Künstlerische Auseinandersetzung mit dem Gleichstellungsparagraphen des Grundgesetzes : Projekt für Kinder zum Helene-Weber-Denkmal

Sie ist eine der bekannten Töchter der Stadt: Helene Weber, 1881 in Elberfeld geboren, war Politikerin des Zentrums und der CDU. Als eine der vier Mütter des Grundgesetzes hat sie den Satz „Männer und Frauen sind gleichberechtigt“  mit erkämpft, zusammen mit unter anderem Friederike Nadig aus Herford und Helene Wesel aus Dortmund.

Anlässlich 70 Jahren Grundgesetz hat Ina Scharrenbach, Ministerin für Heimat, Kommunales, Bauen und Gleichstellung des Landes Nordrhein-Westfalen, angeregt, Denkmäler für die drei bedeutenden NRW-Frauen zu errichten.

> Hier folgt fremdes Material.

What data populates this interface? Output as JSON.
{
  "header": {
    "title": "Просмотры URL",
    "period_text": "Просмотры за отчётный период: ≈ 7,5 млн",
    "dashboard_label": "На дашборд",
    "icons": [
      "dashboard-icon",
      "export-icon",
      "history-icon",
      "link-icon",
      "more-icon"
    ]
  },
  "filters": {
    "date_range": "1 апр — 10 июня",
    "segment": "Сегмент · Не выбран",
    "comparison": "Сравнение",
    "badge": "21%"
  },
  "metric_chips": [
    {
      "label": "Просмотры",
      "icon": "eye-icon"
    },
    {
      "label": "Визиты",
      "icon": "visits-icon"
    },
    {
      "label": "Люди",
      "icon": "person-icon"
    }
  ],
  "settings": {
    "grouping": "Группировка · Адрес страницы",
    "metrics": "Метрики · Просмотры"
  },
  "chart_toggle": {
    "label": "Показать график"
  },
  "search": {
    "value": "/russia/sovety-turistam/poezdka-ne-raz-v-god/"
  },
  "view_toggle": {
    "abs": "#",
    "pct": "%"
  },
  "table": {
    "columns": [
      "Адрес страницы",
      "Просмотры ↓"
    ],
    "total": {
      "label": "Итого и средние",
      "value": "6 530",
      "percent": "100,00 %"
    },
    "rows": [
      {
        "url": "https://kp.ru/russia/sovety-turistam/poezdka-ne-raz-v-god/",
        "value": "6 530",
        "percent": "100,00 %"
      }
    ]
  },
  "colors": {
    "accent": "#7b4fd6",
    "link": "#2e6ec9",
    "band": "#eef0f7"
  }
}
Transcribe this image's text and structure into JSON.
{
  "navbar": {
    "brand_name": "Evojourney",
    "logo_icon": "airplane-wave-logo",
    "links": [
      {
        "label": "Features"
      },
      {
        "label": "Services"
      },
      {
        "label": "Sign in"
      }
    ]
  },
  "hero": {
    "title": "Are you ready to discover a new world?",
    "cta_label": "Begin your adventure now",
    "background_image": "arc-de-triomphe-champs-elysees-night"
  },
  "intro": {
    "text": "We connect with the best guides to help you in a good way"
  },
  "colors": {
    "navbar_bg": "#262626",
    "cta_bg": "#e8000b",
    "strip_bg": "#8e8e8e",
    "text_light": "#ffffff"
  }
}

Im Rahmen dieser besonderen Ehrung setzen sich in zwei Projekten im Von der Heydt-Museum und der Alten Feuerwache Kinder künstlerisch mit dem Gleichstellungsparagraphen des Grundgesetzes auseinander. Zusammen mit dem Von der Heydt-Museum wurde von den Künstlerinnen Annika Heldmann, Andrea Raak und Christiane Thomas zu dem Thema „Alle Menschen sind vor dem Gesetz gleich“ ein kreatives Ferienprogramm entwickelt. Relativ spontan konnte es nun umgesetzt werden. „Wir haben dazu die  OGS Mirker Bach angefragt. Sie befindet sich ja mitten im Quartier“, so Raak.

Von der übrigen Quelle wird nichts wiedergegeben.